Ketan Bharadva, president at Infant Young Child Feeding (IYCF) Chapter of Indian Academy of Paediatrics, said at present, India has the largest population of children (less than 14 years) worldwide which is a factor in large number of mortality figure as proportions of world wide figures comparison.

“Focus on child health prior to the eighties was mainly on infectious diseases, particularly the vaccine preventable diseases (like tuberculosis, polio, measles); diarrhea and malnutrition. With improving medical care, vaccine coverage, sanitation,, potable water the childhood infections are reducing remarkably in the last two decades,” he said.

Bharadva said malnutrition in children is a well known risk factor for many diseases such as diarrhea, measles, pneumonia, HIV, tuberculosis, and malaria.

“It was a major contributor to mortality in children less than 5 years of age in every state of India in 2017, accounting for 68 per cent deaths. Still it remains a big challenge. Awareness on nutrition, education, supportive programmes to promote breastfeeding and complementary feeding are the key to tackling malnutrition,” Bharadva said.

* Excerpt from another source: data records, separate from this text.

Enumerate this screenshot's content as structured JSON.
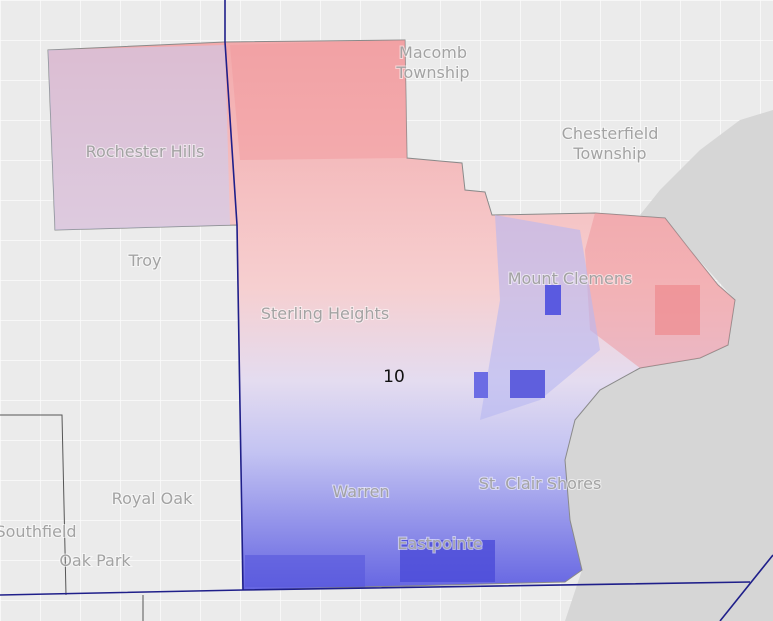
{
  "places": [
    {
      "lines": [
        "Macomb",
        "Township"
      ]
    },
    {
      "lines": [
        "Chesterfield",
        "Township"
      ]
    },
    {
      "lines": [
        "Rochester Hills"
      ]
    },
    {
      "lines": [
        "Troy"
      ]
    },
    {
      "lines": [
        "Mount Clemens"
      ]
    },
    {
      "lines": [
        "Sterling Heights"
      ]
    },
    {
      "lines": [
        "Warren"
      ]
    },
    {
      "lines": [
        "St. Clair Shores"
      ]
    },
    {
      "lines": [
        "Royal Oak"
      ]
    },
    {
      "lines": [
        "Southfield"
      ]
    },
    {
      "lines": [
        "Oak Park"
      ]
    },
    {
      "lines": [
        "Eastpointe"
      ]
    }
  ],
  "district": "10"
}
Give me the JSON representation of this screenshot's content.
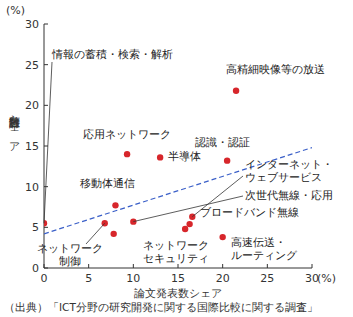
{
  "chart_data": {
    "type": "scatter",
    "y_unit": "(%)",
    "x_unit": "(%)",
    "y_label": "特許出願数シェア",
    "x_label": "論文発表数シェア",
    "source": "（出典）「ICT分野の研究開発に関する国際比較に関する調査」",
    "xlim": [
      0,
      30
    ],
    "xticks": [
      0,
      5,
      10,
      15,
      20,
      25,
      30
    ],
    "ylim": [
      0,
      30
    ],
    "yticks": [
      0,
      5,
      10,
      15,
      20,
      25,
      30
    ],
    "grid": false,
    "series": [
      {
        "type": "scatter",
        "color": "#d7262b",
        "marker": "circle",
        "x": [
          0,
          21.5,
          9.3,
          13.0,
          20.5,
          8.0,
          16.6,
          6.8,
          7.8,
          10.0,
          16.3,
          15.8,
          20.0
        ],
        "values": [
          5.5,
          21.8,
          14.0,
          13.6,
          13.2,
          7.7,
          6.3,
          5.5,
          4.2,
          5.7,
          5.4,
          4.8,
          3.8
        ],
        "labels": [
          [
            "情報の蓄積・検索・解析"
          ],
          [
            "高精細映像等の放送"
          ],
          [
            "応用ネットワーク"
          ],
          [
            "半導体"
          ],
          [
            "認識・認証"
          ],
          [
            "移動体通信"
          ],
          [
            "インターネット・",
            "ウェブサービス"
          ],
          [
            "ネットワーク",
            "制御"
          ],
          null,
          [
            "次世代無線・応用"
          ],
          [
            "ブロードバンド無線"
          ],
          [
            "ネットワーク",
            "セキュリティ"
          ],
          [
            "高速伝送・",
            "ルーティング"
          ]
        ]
      },
      {
        "type": "line",
        "color": "#3a5fc8",
        "line_style": "dashed",
        "x": [
          0,
          30
        ],
        "values": [
          4.2,
          14.8
        ]
      }
    ]
  }
}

Sebanti Ghosh, country programme director at Alive and Thrive said neonatal mortality was a key contributor to the child mortality.

India prioritised delivery of quality care at birth in public health facilities, early essential newborn care including home based newborn care through ASHA workers and multi-tiered facility based newborn care including state of the art care at Sick Newborn Care Units in the public health system to address the needs of preterm/low birth weight and sick neonates, Ghosh said.

The current progress in decline has to be consolidated while accelerating the coverage of essential newborn and child health and nutrition services at scale with quality and in equitable manner through both home/community based platforms and facility based platforms, Ghosh said.

“The interstate and intra-state disparities along with socio-cultural and economic inequities must be addressed in ensuring reach of all the essential health & nutrition services with quality to every newborn,” Ghosh said.